What if you want to find out whether a sentence is a tautology? A tautology is a sentence that is satisfied by every interpretation. To test this claim with a tree, we'll attempt to find an interpretation that falsifies it, by putting its negation in the root. If this tree remains open, it shows us how to satisfy the negation, which means that the sentence is not a tautology. If it closes, then the negation is unsatisfiable, which means the sentence is a tautology.
To find out whether a sentence is a contradiction, check and see whether it is possible to satisfy it, by putting it in the root of the tree. If the tree remains open, the sentence is satisfiable, which means it's not a contradiction. If the tree closes, then it is a contradiction.

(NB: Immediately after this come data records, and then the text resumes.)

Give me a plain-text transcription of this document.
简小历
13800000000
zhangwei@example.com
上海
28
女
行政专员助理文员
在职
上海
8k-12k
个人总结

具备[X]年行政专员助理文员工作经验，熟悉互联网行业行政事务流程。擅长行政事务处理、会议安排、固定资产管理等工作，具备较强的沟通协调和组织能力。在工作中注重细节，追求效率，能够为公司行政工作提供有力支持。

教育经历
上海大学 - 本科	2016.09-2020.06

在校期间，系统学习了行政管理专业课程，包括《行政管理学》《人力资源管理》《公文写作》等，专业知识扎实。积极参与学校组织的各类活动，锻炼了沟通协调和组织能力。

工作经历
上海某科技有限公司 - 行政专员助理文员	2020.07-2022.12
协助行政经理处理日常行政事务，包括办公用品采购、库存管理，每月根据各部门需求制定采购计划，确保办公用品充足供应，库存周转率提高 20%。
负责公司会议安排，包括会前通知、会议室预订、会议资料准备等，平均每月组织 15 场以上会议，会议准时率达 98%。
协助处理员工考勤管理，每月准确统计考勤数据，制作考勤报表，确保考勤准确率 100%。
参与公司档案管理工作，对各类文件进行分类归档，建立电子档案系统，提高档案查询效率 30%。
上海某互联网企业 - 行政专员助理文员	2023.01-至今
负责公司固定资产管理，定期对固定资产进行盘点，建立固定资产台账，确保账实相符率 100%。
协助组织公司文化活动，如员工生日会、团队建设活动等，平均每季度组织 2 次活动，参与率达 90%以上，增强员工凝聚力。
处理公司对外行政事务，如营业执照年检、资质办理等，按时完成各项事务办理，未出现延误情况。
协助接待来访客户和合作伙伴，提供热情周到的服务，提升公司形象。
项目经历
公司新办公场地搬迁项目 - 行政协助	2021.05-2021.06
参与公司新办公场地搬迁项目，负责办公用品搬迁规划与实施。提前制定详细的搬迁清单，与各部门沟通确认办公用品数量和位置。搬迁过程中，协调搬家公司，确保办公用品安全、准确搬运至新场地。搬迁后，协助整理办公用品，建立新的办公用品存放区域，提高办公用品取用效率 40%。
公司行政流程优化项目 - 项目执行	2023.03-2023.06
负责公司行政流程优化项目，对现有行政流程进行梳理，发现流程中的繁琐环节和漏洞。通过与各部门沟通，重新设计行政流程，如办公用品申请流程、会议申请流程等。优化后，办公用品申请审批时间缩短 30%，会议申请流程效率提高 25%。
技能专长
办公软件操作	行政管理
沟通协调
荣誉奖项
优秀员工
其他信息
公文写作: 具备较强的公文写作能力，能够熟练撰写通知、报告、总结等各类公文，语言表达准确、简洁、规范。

To use a tree to answer a question, the first step is always to convert the question into a question about whether some sentence, or set of sentences, is satisfiable.
5.9 Practice Exercises
You can use this interactive widget to construct SL trees and have them automatically checked for correctness. Enter the initial set of sentences as a comma-separated list, like "A,B,C".
If you want additional practice, you can construct trees for any of the SL arguments and entailment claims in the exercises for the previous two chapters.
Part A To evaluate each of the following claims with a tree, (a) what would you put in the root of the tree?, and (b) if the tree closes, does that show that the claim is true or false?
{P, P ⊃ Q, Q ⊃ ¬P} ⊢ ⊥
(P⊃Q) ≡ (Q⊃P) is a tautology.
The argument with premises P&Q, ¬R ⊃ ¬Q and conclusion P&R is valid.
There is no interpretation that satisfies A ∨ B, B ⊃ C, and A ≡ C without also satisfying C.
A ≡ ¬A is a contradiction.
Every interpretation satisfying P, P ⊃ Q, and ¬Q also satisfies A.
There is at least one interpretation that satisfies P ⊃ Q, ¬P ∨ ¬Q, and Q ⊃ P.
Part B Evaluate this argument from the beginning of the Chapter by constructing a tree.
A ≡ B
¬B ⊃ (C∨D)
E ⊃ ¬C
(¬D & F) ∨ G
¬A & E
H ∨ G
If it is invalid, give a model demonstrating it so.
Part C Evaluate each claim from Part A by constructing a tree. If applicable, give the interpretation that demonstrates the claim true or false.
Part D Recall the discussion of the Sheffer stroke in Chapter 3. That connective, if added to SL, would have this characteristic truth table:
| Φ | Ψ | Φ|Ψ |
|---|---|---|
| 1 | 1 | 0 |
| 1 | 0 | 1 |
| 0 | 1 | 1 |
| 0 | 0 | 1 |
What would be appropriate tree resolution rules for the Sheffer stroke, or the negated Sheffer stroke?